“What’s the worth of a Black life? Or even a Brown one?” raps Santiago Levya, known as Fashawn, on “Mother Amerikkka,” a standout track from his latest EP, Manna.
The Fresno, California native isn’t one to hold back, especially at a moment when public gatherings of white nationalist groups are being livestreamed through social media and covered on national outlets.
“To be honest with you, this is probably the worst time to be Black and Mexican at the same time,” Levya told Latino USA over the phone. “This era we’re in, the fact that I’m both, is like an endangered species times two.”
His single, “Mother Amerikkka,” serves as a lyrical lashout and expresses the complicated feelings of love, hate and disappointment at one’s home country, in this case, the United States. In the track, Levya touches topics from immigration to police brutality—topics that affect both Latino and Black communities.

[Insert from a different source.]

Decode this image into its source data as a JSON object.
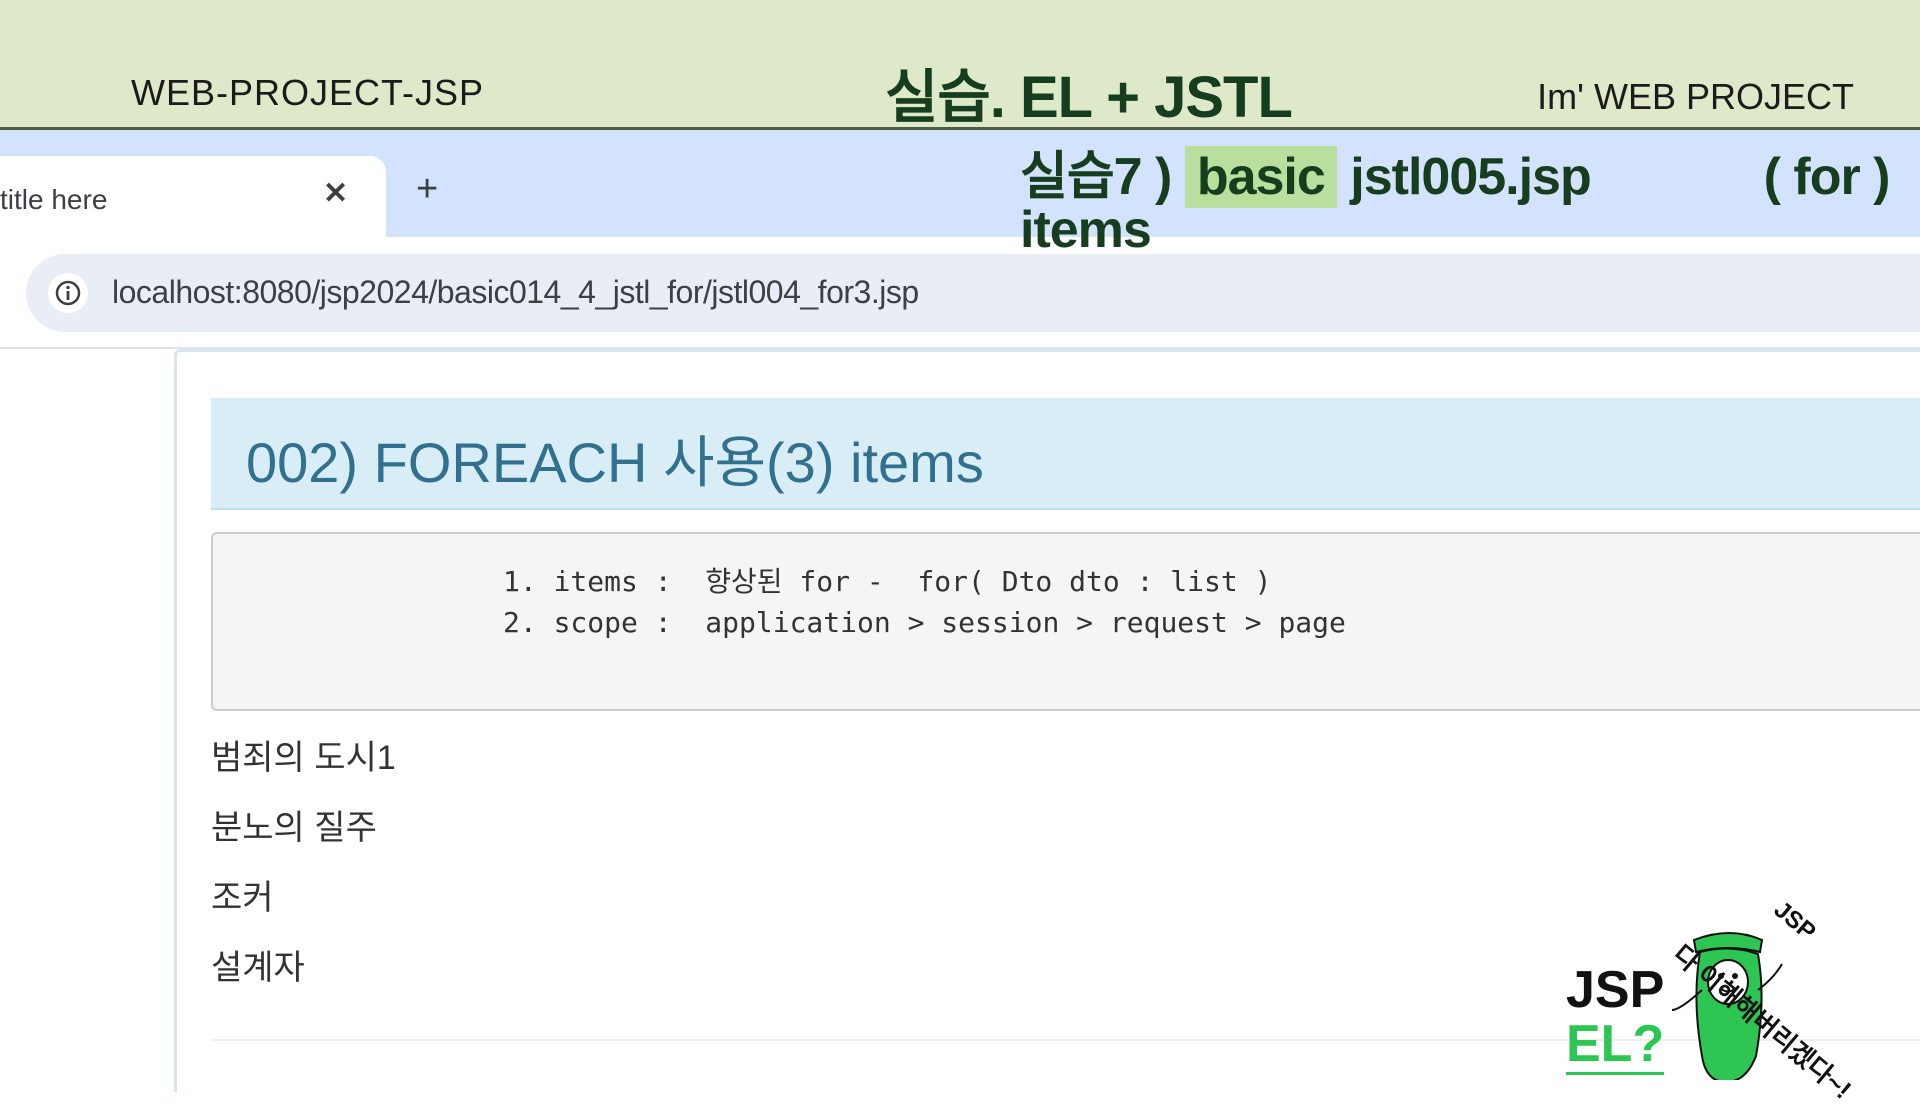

“When I look at this country, as much as they try to bring down my people and emasculate us, et cetera, as much as they try to do with all that stuff, it’s like you know I still love you,” said the 28-year-old artist. “That’s what the whole record is really about.”
Throughout the nine-track EP >Manna, Levya shares his perspective on the current social climate in songs like “Afraid” and “Crack Amerikkka” and invites fans and listeners to hear out his “food for thought.”
“I know a lot of artists numb the pain with their music,” said Levya, currently signed to Nas’ Mass Appeal Records label. “They’ll take you to this whole fantasy world of diamonds and pearls and drugs, but I want to give you something to think about that’s almost sobering.”
Levya isn’t the first to use an artistic platform to share a message, but he recognizes the importance of using his pen and his voice.
“I would like to see more artists do it. I think Nina Simone said, it’s the artist’s duty to document time how we see it. It’s our duty to kind of document this world.”